Balancing a checkbook can seem daunting, but it is not a difficult task to complete. The focus is on staying on top of the act so that it doesn’t overwhelm you. Waiting a day or two is fine, a week at max and you can still handle all of the transactions fairly easily. Waiting a month or two, and trying to remember how much of a $400 ATM withdrawal went to groceries, how much to fun money, how much to recreation and the likes, and the lines tend to get blurred a little.

With that in mind, here are the quick and easy steps to take in order to balance your checkbook.

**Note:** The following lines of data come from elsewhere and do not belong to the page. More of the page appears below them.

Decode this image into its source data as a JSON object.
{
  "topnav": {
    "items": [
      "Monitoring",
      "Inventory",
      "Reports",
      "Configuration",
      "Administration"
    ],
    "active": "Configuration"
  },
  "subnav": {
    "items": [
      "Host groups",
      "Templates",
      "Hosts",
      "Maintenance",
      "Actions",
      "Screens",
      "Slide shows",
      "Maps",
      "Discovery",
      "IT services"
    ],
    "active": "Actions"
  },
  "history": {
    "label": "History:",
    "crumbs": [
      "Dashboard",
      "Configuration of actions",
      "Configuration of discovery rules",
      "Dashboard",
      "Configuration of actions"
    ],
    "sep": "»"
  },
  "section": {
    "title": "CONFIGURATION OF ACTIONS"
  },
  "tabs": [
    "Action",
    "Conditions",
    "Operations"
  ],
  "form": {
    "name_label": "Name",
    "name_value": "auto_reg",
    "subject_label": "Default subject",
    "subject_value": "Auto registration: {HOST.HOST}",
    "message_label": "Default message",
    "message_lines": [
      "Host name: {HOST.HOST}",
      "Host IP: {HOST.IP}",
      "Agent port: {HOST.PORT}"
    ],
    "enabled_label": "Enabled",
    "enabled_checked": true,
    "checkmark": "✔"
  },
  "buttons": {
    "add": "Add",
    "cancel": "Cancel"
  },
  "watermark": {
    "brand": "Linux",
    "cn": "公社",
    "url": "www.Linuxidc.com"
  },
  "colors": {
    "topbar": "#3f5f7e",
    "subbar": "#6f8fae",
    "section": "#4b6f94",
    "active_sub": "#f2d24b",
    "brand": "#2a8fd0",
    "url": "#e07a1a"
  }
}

  1. Put the starting balance at the top right column called “Balance” (Can be a new account, or more likely if you’re just starting out, the beginning of month balance or today’s balance)
  2. Determine your transaction that has occured
    1. Debits (payments, withdrawals, fees, etc) are items that are recorded when money leaves your account. These include checks you write, Debit card transactions, ATM/Teller withdrawal, automatic payments and online bill pay, and any fees associated with the account.
    2. Credits are items that are recorded when money enters your account, either by a direct deposit from work, an ATM/Teller deposit of cash, checks or a combination of the two, online transfer into the account such as another checking/savings account or Paypal, and finally any interest/rewards you may have accumulated
  3. The transaction should be recorded as follows:

Check #/Code   |   Date  |  Transaction Description  |  Debit  |  Credit  |  Balance

4. Repeat with each transaction.

Some helpful hints for recording your transactions:

  • Check #/Code – If you wrote a check, this is where your check number goes. Otherwise you are putting something down such as DC – Debit Card, ATM – ATM/Teller Withdrawal, AP – Automatic Payment, AD or DEPAutomatic Deposit, T or XFER – Transfer to/from account, FEE or INT – interest.
  • Date – The date the transaction occurred, NOT the date it clears your bank. This way, you should know how much money is left in your bank account at any given time, even if transactions haven’t posted yet.
  • Transaction Description – “Groceries,” “Paycheck,” “Gifts,” “Quarterly Insurance,” etc. This should give you an idea of where the money was budgeted to so you can check on it.
  • Debit – When money leaves your account, it is recorded under the Debit column. Credit column is then left blank.
  • Credit – When money enters your account, it is recorded under the Credit column. Debit column is then left blank.
  • Balance – This is where the rubber meets the road, where the running balance is located. You will take the starting balance, and then either subtract (Debit) or add (credit) the amount you recorded to the balance and then the new balance is recorded on that same line. You keep going down each line for each new transaction.
  • If needed, use a calculator to assist you to ensure you are recording the proper addition/subtraction from each transaction.
  • An example – If you start with $500.00 and you withdrawal $100.00 for groceries (debit), and the next transaction is a payment from work for $425.76 (credit), your transactions will look like:

Check #/Code   |   Date  |  Transaction Description  |  Debit  |  Credit  |  Balance $500.00
ATM                          7/1/13     Groceries                             $100.00                         $400.00
DEP                           7/1/13     Paycheck                                                $425.76       $825.76

These should give you some help in starting to balance your checkbook for future transactions. You may think, “But Josh, it’s a random Tuesday the 9th today. Should I just wait until the start of next month?” To that, I answer a quick and solid “No!” Start it today, either with the balance you have in your bank accounts now, or if you can, go back and have your starting balance be your June 30th balance and record each transaction for July (or whatever month you may be reading this in). Get into the habit now, and it will help you reap the benefits later.